Berthold of Schweinfurt (died 15 January 980) was a German nobleman.

== Life ==
He was first mentioned as a Count in 941. In 960, he was mentioned as Count in the Radenzgau. In 961, he appears as count on the lower Raab and in 973 as count in the Volkfeld shire. After successful battles in Bohemia and Hungary, he was named as Margrave in 976. In 980, he appears as count in eastern Franconia.

His background is disputed. He is often assumed to be a son of Henry III of Babenberg of the Popponid (Elder House of Babenberg) family and a Luitpolding mother. Alternatively, he may have been a son (or grandson) of Arnulf, Duke of Bavaria or his brother Berthold, Duke of Bavaria, both from the Luitpolding dynasty. It is certain that his brother, or nephew, Leopold I, Margrave of Austria was the founder of the Younger or Austrian House of Babenberg. The name 'Leopold' is a modernization of 'Luitpold', and would strengthen the argument for ties with the Luitpoldingers.
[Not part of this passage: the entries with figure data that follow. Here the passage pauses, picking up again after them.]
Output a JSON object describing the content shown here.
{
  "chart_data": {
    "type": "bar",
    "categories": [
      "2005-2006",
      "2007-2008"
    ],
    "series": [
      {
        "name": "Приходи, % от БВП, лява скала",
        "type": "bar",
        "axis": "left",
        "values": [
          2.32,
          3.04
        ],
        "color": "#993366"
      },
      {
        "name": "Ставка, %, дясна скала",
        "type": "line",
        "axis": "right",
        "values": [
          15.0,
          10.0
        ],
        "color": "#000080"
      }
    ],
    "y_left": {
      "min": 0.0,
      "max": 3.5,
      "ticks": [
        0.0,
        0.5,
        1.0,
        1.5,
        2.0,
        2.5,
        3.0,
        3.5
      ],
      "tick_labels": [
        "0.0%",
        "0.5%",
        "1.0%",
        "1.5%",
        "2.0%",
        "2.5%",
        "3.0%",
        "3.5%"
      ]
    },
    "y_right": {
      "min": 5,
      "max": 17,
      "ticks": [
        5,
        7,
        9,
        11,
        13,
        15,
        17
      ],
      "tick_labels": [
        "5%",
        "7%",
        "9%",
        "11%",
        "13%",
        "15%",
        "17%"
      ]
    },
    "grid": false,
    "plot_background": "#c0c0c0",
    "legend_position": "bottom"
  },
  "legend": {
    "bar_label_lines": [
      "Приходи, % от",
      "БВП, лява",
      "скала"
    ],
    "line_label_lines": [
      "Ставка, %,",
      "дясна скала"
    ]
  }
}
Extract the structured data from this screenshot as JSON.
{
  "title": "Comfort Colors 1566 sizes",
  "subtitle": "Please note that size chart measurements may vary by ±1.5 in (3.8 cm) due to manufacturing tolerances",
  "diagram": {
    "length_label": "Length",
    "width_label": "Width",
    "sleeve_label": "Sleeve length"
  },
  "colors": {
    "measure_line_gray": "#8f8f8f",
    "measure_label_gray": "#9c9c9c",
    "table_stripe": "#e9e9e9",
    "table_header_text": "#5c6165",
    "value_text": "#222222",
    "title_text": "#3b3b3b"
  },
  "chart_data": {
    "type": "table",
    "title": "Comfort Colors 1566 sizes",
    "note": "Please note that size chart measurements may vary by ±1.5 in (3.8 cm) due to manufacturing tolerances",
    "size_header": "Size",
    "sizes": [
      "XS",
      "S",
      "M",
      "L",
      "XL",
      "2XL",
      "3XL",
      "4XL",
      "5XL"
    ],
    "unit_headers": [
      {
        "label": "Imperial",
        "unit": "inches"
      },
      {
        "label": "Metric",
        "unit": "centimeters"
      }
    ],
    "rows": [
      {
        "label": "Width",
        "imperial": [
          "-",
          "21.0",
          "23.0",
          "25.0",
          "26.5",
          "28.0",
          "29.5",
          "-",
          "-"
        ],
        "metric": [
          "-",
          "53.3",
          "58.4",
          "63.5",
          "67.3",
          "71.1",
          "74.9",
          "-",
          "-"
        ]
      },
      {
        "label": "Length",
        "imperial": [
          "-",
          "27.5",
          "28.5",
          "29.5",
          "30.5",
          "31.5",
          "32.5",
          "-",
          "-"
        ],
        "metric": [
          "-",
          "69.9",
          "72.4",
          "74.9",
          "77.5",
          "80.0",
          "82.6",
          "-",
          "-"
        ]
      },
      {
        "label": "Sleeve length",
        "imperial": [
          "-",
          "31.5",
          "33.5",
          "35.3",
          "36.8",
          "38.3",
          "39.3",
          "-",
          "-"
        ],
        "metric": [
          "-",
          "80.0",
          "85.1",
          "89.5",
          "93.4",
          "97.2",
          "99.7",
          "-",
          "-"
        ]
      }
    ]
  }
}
The Comes Bertholdus who was mentioned in 941, was tasked by Emperor Otto I with guarding Lothar II, Count of Walbeck, who had been taken prisoner. Lothar was pardoned the following year, and Berthold married his daughter Eilika (d. 19 August 1015). She later initiated the construction of the minster in Schweinfurt, where she was buried.

In 964, Berthold was tasked by Otto with guarding another prisoner, King Berengar II of Italy, who was kept prisoner in Bamberg. In 973, Berthold participated in the ousting of the rebellious Henry II, Duke of Bavaria.

== Marriage and issue ==
Berthold was married to Eilika of Walbeck, daughter of Lothar II, Count of Walbeck. They had at least two children:
- Henry of Schweinfurt (d. 18 September 1017), who was Berthold's heir
- Bucco, who was mentioned in 1003
- possibly a daughter named Hedwig, mother of Cunigunde of Luxembourg
In 1010, a lady named Eilika was abbess of Niedernburg Abbey in Passau. It is thought this Eilika may have been a daughter of Berthold and his wife.